Review of ALL YOU WANT TO KNOW ABOUT HELL by Steve Gregg

I've held to the traditional doctrine of hell as unending conscious punishment for as long as I can remember. But, like C.S. Lewis, I've also always hated the idea and wished reality was actually something different. Ever since Rob Bell released his book questioning the traditional doctrine of hell, it seems the struggle with what the Bible teaches about hell has become more and more apparent. While I've always felt more inclined toward the traditional view, I've been surprised in the last couple years to discover how much biblical evidence there actually is for conditional immortality.
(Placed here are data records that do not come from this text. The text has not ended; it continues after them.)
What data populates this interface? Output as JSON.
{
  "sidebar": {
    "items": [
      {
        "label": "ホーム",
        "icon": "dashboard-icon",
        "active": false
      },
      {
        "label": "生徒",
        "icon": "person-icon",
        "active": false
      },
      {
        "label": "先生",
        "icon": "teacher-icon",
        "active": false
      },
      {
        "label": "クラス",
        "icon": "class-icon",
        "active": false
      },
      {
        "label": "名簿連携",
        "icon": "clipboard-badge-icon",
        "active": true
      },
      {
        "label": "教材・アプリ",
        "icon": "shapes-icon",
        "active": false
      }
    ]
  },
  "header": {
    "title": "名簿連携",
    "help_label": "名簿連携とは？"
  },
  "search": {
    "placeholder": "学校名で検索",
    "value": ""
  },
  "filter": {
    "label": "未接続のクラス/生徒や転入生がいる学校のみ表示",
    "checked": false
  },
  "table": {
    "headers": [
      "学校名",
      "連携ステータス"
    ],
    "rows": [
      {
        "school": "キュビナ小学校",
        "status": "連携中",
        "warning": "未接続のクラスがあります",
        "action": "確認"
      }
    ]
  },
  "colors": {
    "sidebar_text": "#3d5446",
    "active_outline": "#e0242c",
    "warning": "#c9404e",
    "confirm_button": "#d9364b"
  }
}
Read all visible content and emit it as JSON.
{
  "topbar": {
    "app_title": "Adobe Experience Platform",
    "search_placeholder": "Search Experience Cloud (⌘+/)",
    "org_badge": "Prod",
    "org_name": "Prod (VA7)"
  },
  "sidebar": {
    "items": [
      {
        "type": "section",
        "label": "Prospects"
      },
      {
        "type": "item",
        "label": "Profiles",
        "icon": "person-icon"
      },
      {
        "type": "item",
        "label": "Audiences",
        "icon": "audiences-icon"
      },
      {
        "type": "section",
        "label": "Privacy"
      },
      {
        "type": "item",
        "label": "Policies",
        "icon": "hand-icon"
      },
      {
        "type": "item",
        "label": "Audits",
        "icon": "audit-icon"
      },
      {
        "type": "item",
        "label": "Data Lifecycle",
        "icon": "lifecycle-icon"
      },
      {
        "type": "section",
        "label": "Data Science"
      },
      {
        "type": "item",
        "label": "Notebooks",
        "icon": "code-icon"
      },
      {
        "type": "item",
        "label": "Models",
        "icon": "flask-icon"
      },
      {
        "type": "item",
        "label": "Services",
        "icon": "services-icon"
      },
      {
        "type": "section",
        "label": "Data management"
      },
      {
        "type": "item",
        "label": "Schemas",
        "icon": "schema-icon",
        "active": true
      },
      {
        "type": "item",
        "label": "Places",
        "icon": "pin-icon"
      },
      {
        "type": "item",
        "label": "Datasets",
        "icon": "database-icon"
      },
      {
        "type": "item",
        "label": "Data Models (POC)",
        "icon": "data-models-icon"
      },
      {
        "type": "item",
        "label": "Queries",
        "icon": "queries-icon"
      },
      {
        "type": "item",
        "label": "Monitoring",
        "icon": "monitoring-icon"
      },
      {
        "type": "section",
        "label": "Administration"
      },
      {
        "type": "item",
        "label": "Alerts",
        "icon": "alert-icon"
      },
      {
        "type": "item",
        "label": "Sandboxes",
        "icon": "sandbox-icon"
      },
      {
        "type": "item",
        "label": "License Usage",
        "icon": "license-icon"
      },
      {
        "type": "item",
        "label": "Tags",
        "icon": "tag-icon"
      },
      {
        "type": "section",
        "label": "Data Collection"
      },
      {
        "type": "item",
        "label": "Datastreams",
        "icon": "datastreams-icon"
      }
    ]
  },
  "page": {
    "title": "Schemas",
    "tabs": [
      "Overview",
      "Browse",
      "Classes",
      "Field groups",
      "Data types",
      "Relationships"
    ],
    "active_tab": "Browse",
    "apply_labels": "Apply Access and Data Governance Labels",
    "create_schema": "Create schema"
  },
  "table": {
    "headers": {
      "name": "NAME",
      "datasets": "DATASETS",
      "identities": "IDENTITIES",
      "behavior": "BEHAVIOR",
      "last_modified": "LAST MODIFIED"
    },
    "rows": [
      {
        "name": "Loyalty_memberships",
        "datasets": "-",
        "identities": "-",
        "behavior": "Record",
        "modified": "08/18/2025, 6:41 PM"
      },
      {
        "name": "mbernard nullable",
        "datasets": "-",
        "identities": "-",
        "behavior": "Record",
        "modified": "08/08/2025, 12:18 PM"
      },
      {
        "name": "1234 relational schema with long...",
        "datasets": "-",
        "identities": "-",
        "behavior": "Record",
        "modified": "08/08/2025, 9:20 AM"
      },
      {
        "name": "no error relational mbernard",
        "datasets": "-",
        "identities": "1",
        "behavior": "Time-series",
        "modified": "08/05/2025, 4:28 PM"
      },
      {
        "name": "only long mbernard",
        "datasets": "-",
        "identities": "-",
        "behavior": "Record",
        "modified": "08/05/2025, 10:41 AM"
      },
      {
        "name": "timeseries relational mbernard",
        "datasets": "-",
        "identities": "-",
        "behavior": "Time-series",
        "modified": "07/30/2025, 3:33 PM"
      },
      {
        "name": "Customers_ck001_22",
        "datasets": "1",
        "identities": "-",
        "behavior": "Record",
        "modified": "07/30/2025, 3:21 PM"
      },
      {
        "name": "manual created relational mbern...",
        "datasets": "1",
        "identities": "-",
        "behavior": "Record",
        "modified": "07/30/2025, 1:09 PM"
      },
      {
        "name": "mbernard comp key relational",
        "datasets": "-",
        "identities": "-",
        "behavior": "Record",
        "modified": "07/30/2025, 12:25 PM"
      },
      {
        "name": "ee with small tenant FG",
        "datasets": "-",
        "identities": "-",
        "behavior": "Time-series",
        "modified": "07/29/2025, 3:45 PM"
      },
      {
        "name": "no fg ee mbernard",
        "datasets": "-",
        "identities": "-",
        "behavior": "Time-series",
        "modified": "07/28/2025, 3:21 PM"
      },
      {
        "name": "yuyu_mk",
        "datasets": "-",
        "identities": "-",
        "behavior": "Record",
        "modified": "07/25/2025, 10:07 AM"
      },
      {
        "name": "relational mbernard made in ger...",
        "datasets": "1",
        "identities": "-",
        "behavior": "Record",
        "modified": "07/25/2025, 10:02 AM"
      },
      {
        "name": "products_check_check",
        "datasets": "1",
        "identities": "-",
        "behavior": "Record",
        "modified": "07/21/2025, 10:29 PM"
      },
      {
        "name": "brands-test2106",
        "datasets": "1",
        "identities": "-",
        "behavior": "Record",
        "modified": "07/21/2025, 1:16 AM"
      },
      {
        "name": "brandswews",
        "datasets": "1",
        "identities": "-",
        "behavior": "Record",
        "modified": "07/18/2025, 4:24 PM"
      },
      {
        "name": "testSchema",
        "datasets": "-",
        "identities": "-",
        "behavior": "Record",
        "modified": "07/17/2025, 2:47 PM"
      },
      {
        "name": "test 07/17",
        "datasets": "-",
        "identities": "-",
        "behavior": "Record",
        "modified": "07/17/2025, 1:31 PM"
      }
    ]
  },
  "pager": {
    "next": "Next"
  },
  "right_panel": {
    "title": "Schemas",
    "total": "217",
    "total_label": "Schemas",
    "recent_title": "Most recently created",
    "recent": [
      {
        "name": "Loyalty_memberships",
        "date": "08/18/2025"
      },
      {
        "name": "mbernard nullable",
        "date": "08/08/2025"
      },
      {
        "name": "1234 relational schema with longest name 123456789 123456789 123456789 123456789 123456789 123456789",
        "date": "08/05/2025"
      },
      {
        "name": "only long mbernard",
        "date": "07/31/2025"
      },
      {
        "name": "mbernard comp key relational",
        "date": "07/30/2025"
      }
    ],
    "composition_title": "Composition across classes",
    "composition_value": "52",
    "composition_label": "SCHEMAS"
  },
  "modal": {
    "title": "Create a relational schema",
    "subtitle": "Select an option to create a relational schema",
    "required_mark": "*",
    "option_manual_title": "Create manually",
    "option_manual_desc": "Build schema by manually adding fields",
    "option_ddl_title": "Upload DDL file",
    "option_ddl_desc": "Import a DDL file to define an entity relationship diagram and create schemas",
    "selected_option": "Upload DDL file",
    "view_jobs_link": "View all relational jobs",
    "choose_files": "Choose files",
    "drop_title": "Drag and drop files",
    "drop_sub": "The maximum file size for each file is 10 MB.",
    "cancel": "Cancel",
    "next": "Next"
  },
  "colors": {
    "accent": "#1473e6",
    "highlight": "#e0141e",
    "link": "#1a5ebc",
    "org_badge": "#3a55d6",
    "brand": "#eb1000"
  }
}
Steve Gregg wrestles with these questions in his new book ALL YOU EVER WANTED TO KNOW ABOUT HELL. The book looks at three different perspectives on the doctrine of hell, and what is interesting is that he shows how those that hold to these views arrived at them because they genuinely believe the Bible clearly teaches them. The three views are the traditional view, conditional immortality, and Christian universalism. He presents us with some very difficult questions that we have to deal with if we hold to the traditional view, though not condemning it because it has been a major teaching of the church for centuries and many biblical texts can be read to point that way. But, he also shows that many texts that are taken to definitively teach the traditional view aren't as clear as we've been led to believe. This is where the evidence for conditional immortality comes in, and it is interesting. Finally, Gregg elaborates on a view called Christian or Evangelical Universalism. This view is distinct from straight universalism in that faith in Christ is the requirement for anyone's redemption. The difference is in the belief that God allows all people the opportunity post-death to respond in faith. In this way, hell is a means to burning away the evil in human hearts until they see their need for Jesus. This view is obviously the most hopeful, but I think it has the least evidence in its favor.

I'm not as definitively sure about the traditional view as I once was. This book does a good job presenting the evidence as well as the most common counterarguments for each of the views. It also does a great job of striving to show Jesus as the loving defining image of God and his character. The author doesn't present one view as definitive over the others, but humble wrestles with the implications of each.